A diagnosis of Alzheimer's disease can now be made when the patient first presents with symptoms and still has largely preserved mental function, said Dr. Christopher Rowe, a lead investigator in the Australian Imaging, Biomarkers, and Lifestyle Flagship Study of Aging (AIBL) and professor of nuclear medicine at Austin Hospital in Melbourne, Australia, in a statement accompanying release of the studies.
Previously, there was an average delay of three years between consulting a doctor over memory concerns and the diagnosis of Alzheimer's, as the diagnosis required the presence of dementia, he said. But molecular imaging, used as an adjunct to other diagnostic measures, can help lead to earlier diagnosis, potentially giving patients years to prepare for dementia while they still have control over their destiny.

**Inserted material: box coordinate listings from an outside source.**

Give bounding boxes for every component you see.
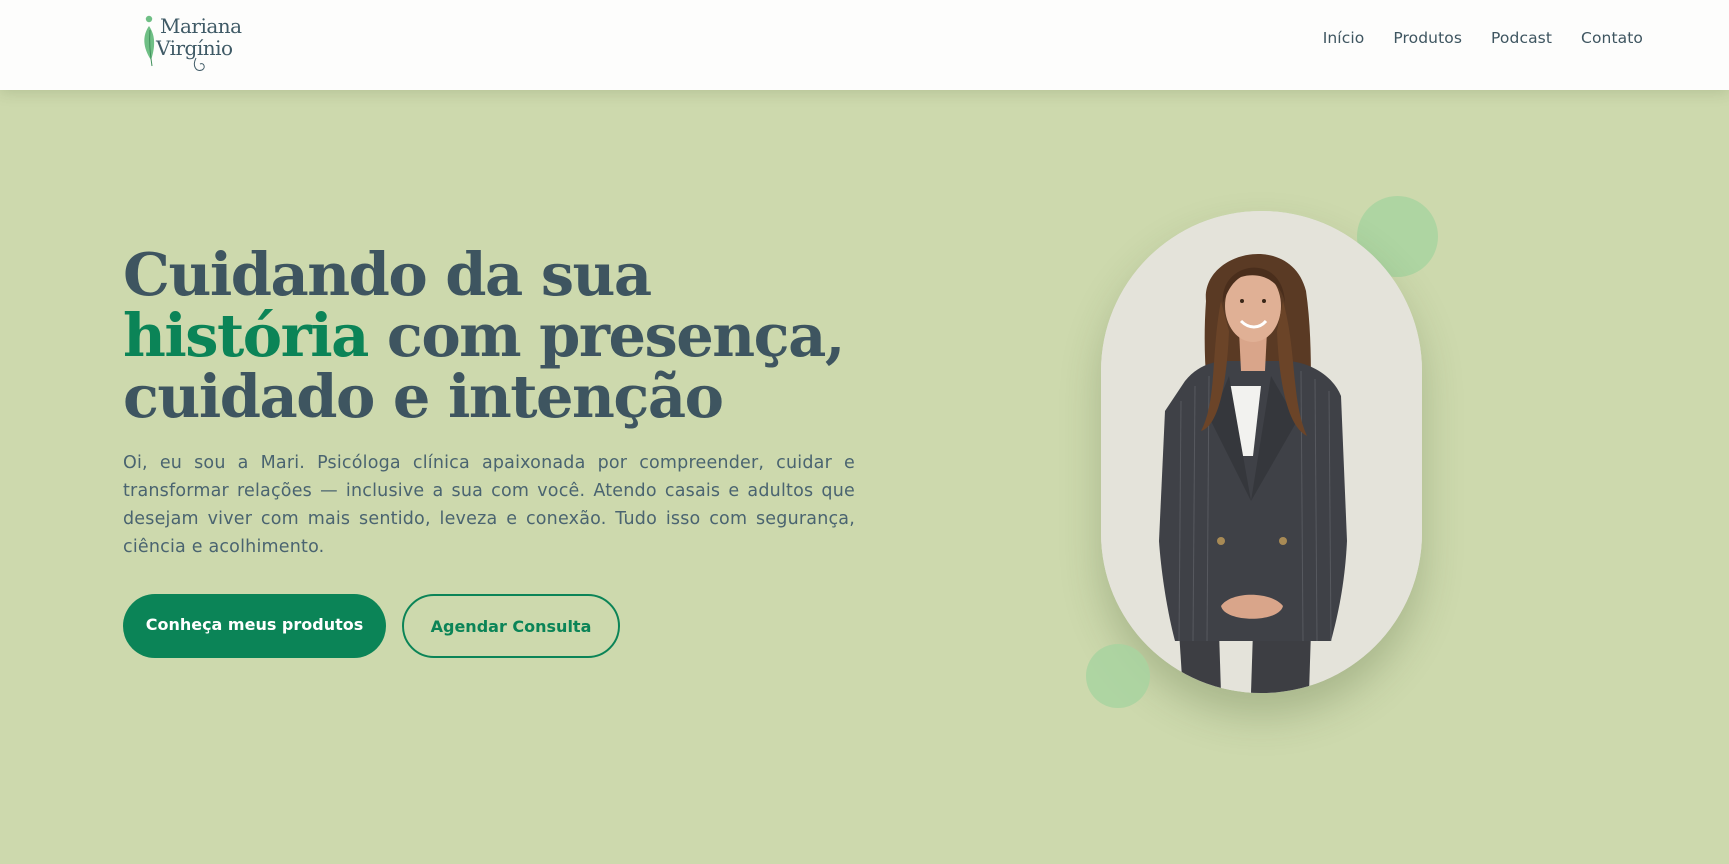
person-illustration xyxy=(1101,211,1422,693)
hero-description: Oi, eu sou a Mari. Psicóloga clínica apa… xyxy=(123,453,855,557)
nav-item-produtos[interactable]: Produtos xyxy=(1393,29,1462,47)
logo-text-line2: Virgínio xyxy=(156,36,233,60)
nav-item-inicio[interactable]: Início xyxy=(1323,29,1365,47)
nav-item-podcast[interactable]: Podcast xyxy=(1491,29,1552,47)
site-header: Mariana Virgínio Início Produtos Podcast… xyxy=(0,0,1729,90)
schedule-consultation-button[interactable]: Agendar Consulta xyxy=(402,594,620,658)
logo-swash xyxy=(193,57,205,71)
main-nav: Início Produtos Podcast Contato xyxy=(1323,29,1643,47)
profile-photo xyxy=(1101,211,1422,693)
hero-title: Cuidando da sua história com presença, c… xyxy=(123,244,883,427)
logo-text-line1: Mariana xyxy=(160,14,242,38)
nav-item-contato[interactable]: Contato xyxy=(1581,29,1643,47)
decorative-circle-bottom xyxy=(1086,644,1150,708)
products-button[interactable]: Conheça meus produtos xyxy=(123,594,386,658)
hero-title-part1: Cuidando da sua xyxy=(123,240,652,309)
hero-title-accent: história xyxy=(123,301,369,370)
logo[interactable]: Mariana Virgínio xyxy=(140,12,250,74)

In one study, researchers acquired PET images using F-18 florbetaben, which binds to amyloid in the brain, in conjunction with clinical and neuropsychological testing to evaluate the effect of plaque in the brains of older individuals with cognitive impairment. Patients with high levels of plaque and atrophy of the hippocampus had an 80% chance of developing Alzheimer's disease within two years, the group concluded.
Another study compared PET agent carbon-11-labeled Pittsburgh Compound B (C-11 PiB) with F-18 FDG for detecting amyloid plaque. Results showed that C-11 PiB was superior for evaluating amyloid patterns of the brain. Fifteen percent of the 100 healthy participants were found to have some amyloid plaque buildup, the researchers said.